This crispy Szechuan salt and pepper squid recipe is ready in just 30 minutes and delivers an addictive spicy crunch perfect for sharing. The addition of toasted Szechuan peppercorns adds a unique numbing tingle that elevates this classic Cantonese dish to restaurant quality.
Prepare the squid by scoring the inside surface in a diamond pattern, then slicing the tubes into bite-sized triangular pieces or rings.
Toast the Szechuan peppercorns and sea salt in a dry frying pan over medium heat for 2-3 minutes until fragrant, then grind them into a fine powder using a mortar and pestle.

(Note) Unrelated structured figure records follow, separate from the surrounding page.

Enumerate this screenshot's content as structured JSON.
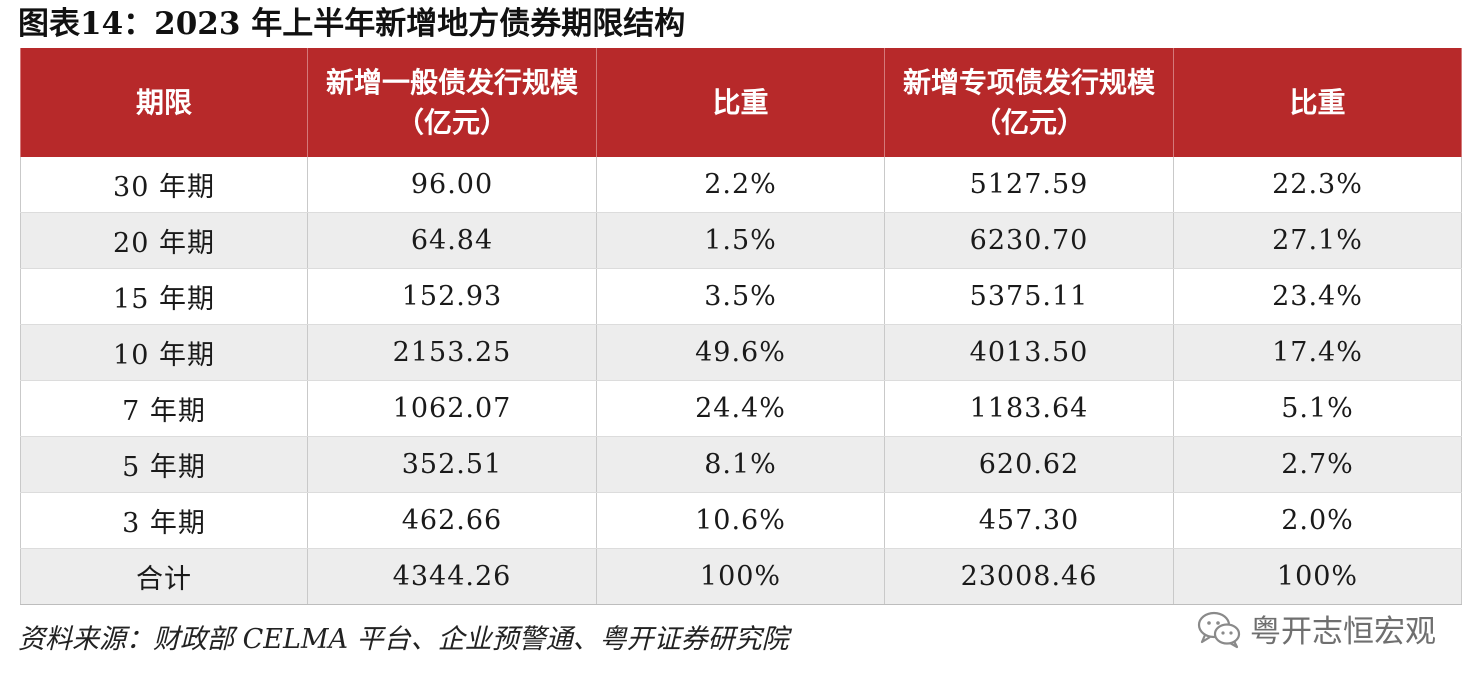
{
  "title": "图表14：2023 年上半年新增地方债券期限结构",
  "table": {
    "headers": [
      "期限",
      "新增一般债发行规模（亿元）",
      "比重",
      "新增专项债发行规模（亿元）",
      "比重"
    ],
    "rows": [
      [
        "30 年期",
        "96.00",
        "2.2%",
        "5127.59",
        "22.3%"
      ],
      [
        "20 年期",
        "64.84",
        "1.5%",
        "6230.70",
        "27.1%"
      ],
      [
        "15 年期",
        "152.93",
        "3.5%",
        "5375.11",
        "23.4%"
      ],
      [
        "10 年期",
        "2153.25",
        "49.6%",
        "4013.50",
        "17.4%"
      ],
      [
        "7 年期",
        "1062.07",
        "24.4%",
        "1183.64",
        "5.1%"
      ],
      [
        "5 年期",
        "352.51",
        "8.1%",
        "620.62",
        "2.7%"
      ],
      [
        "3 年期",
        "462.66",
        "10.6%",
        "457.30",
        "2.0%"
      ],
      [
        "合计",
        "4344.26",
        "100%",
        "23008.46",
        "100%"
      ]
    ]
  },
  "source": "资料来源：财政部 CELMA 平台、企业预警通、粤开证券研究院",
  "watermark": {
    "text": "粤开志恒宏观",
    "icon": "wechat-icon"
  },
  "colors": {
    "header_bg": "#b7292a",
    "header_text": "#ffffff",
    "stripe_bg": "#ededed"
  }
}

Whisk the egg white in a medium bowl until slightly frothy, then toss the squid pieces in the egg white to coat them lightly.
Place the cornstarch in a shallow dish and dredge each piece of squid, shaking off any excess powder to ensure a thin, even coating.
Heat the vegetable oil in a wok or deep heavy-bottomed pot to 375°F (190°C).
Fry the squid in small batches for about 2-3 minutes per batch until the coating is golden brown and crispy.
Remove the cooked squid with a slotted spoon and drain on a wire rack or paper towels to remove excess oil.
Carefully pour out most of the oil from the wok, leaving about 1 tablespoon behind.
Add the minced garlic, sliced red chilies, and green onions to the hot wok and stir-fry for 30 seconds until aromatic.
Return the fried squid to the wok, sprinkle generously with the Szechuan salt and pepper mixture, and toss vigorously for 30 seconds to coat evenly.
Serve immediately while hot and crispy, optionally garnished with extra fresh chili slices.